L'Algérie, souligne le directeur des Archives nationales, était «un véritable champ d'essais pour mener des pratiques sauvages qu'il (le colonisateur, ndlr) a eu à exercer, par la suite, dans d'autres colonies, notamment en Afrique, où les autochtones ont pâti de la traite des esclaves dans laquelle ont été impliquées de hautes personnalités françaises.
Toutes ces pratiques sont consignées dans les archives». M. Chikhi a fait part une nouvelle fois de la détermination de l'Etat algérien à récupérer notre patrimoine archivistique détenu par la France.
Il a déploré le recours à des procédés «alambiqués» pour empêcher l'Algérie de rapatrier ses archives «en les transférant du Centre des archives de Paris et Aix-en-Provence vers des lieux inconnus et en les éparpillant à travers l'ensemble de son territoire, et ce, en violation de la règle universelle garantissant l'unité des archives».
Approché également par l'APS, le politologue Olivier Le Cour Grandmaison a mis l'accent pour sa part sur le fait que la France a mené une véritable «guerre totale» faite de «razzias, destruction des villes et des villages, déportation des populations civiles, massacres de masse et enfumades».
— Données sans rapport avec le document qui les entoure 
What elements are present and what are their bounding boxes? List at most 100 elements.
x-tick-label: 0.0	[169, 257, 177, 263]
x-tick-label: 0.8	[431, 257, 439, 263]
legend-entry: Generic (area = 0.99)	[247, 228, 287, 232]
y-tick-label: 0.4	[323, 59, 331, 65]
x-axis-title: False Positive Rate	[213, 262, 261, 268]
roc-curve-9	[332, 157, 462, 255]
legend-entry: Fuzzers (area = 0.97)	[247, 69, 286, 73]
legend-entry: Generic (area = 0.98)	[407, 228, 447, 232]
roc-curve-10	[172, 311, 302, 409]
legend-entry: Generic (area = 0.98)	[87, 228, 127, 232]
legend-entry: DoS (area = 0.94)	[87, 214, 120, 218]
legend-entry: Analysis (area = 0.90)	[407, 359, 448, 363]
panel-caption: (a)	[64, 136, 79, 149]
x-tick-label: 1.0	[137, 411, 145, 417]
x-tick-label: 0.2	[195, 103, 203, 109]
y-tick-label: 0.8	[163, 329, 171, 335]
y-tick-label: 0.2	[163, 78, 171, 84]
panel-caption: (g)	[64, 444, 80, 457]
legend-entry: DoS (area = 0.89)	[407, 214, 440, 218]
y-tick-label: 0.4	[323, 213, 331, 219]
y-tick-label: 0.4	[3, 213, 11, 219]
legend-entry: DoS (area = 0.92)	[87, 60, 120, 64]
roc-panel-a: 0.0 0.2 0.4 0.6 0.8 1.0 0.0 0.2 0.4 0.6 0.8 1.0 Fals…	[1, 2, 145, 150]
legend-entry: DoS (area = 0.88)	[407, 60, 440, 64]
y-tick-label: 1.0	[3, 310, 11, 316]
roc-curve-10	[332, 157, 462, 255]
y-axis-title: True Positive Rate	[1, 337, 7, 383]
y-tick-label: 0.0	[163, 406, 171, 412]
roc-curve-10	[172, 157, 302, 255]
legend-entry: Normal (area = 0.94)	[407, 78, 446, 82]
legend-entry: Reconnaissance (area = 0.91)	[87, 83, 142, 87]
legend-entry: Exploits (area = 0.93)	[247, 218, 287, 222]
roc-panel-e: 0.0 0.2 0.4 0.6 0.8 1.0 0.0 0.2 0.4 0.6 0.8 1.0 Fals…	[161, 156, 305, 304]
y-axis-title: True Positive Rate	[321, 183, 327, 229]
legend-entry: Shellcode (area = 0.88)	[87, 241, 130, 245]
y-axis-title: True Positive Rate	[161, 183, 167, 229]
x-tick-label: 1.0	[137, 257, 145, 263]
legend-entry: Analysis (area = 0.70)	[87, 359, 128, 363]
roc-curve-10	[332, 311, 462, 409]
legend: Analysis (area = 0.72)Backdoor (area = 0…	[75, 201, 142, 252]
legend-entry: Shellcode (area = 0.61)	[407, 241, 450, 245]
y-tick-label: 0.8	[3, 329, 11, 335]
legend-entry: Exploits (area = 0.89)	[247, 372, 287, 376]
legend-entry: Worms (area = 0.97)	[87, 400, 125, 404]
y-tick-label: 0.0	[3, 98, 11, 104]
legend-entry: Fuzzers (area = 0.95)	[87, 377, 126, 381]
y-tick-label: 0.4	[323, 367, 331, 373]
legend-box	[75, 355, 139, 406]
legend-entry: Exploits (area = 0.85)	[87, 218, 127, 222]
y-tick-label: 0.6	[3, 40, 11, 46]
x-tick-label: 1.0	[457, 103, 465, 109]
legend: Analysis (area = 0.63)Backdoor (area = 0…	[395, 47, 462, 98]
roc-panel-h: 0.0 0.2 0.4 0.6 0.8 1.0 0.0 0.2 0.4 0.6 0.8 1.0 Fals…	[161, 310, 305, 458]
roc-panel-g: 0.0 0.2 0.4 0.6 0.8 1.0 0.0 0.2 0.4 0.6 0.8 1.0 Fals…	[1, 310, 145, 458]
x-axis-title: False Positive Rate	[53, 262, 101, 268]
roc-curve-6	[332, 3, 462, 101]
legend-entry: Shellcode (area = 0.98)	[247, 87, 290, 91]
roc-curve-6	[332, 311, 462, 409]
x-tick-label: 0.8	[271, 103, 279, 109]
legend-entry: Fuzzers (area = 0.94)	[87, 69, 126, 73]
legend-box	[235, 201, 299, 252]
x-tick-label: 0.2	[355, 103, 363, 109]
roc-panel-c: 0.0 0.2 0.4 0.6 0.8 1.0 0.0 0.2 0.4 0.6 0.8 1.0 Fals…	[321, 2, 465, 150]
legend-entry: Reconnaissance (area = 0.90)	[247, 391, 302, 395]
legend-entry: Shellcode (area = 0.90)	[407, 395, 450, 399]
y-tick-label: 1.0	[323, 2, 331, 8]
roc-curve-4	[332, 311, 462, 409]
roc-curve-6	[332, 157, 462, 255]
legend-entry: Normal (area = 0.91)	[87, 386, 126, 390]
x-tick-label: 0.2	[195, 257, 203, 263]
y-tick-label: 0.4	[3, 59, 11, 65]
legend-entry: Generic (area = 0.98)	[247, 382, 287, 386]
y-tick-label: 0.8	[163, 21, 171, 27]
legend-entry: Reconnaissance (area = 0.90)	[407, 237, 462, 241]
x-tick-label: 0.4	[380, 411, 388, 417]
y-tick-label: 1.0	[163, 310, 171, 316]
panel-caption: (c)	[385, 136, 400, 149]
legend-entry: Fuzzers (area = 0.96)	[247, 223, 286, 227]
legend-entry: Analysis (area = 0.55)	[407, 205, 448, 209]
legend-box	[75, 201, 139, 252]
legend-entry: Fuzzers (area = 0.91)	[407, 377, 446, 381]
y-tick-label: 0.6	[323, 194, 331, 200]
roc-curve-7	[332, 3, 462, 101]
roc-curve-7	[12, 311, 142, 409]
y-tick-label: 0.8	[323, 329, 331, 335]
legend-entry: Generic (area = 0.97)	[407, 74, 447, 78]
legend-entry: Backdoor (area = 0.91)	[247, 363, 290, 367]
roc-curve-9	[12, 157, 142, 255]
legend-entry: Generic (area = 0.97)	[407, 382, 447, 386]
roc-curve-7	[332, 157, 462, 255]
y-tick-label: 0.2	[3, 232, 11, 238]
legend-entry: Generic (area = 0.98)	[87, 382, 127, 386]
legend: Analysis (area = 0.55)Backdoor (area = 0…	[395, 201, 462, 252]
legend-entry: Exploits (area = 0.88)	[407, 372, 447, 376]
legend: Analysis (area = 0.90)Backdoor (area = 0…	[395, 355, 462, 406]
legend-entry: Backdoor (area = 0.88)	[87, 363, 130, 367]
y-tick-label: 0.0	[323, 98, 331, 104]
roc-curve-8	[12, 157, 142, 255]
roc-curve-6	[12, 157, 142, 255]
L'auteur de La République impériale : politique et racisme d'Etat précise qu'«en février 1841, le général Bugeaud est nommé gouverneur général de l'Algérie et il va y mener une guerre totale, puisqu'elle méconnaît les dispositions des conflits conventionnels tendant à la protection des civils et reposant sur la distinction entre champs de bataille et sanctuaire».
«Tels sont les moyens de cette guerre dont les conséquences vont être une baisse spectaculaire du nombre des ‘‘indigènes''», soutient-il.
L'universitaire français rapporte qu'«entre 1830 et 1872, la population autochtone a ainsi perdu environ 875 000 personnes en raison des effets cumulés de ces guerres presque ininterrompues, de la misère et des famines qu'elles ont favorisées et aggravées».
Dans cet inventaire macabre, Olivier Le Cour Grandmaison rappelle, en outre, «les terribles massacres de Sétif, Guelma et Kherrata» ainsi que ceux du 17 Octobre 1961, à Paris, «dans un contexte où il est de notoriété publique que la torture, les exécutions sommaires et les disparitions forcées font également partie des pratiques de la police française que dirige, dans la région parisienne, le préfet Maurice Papon».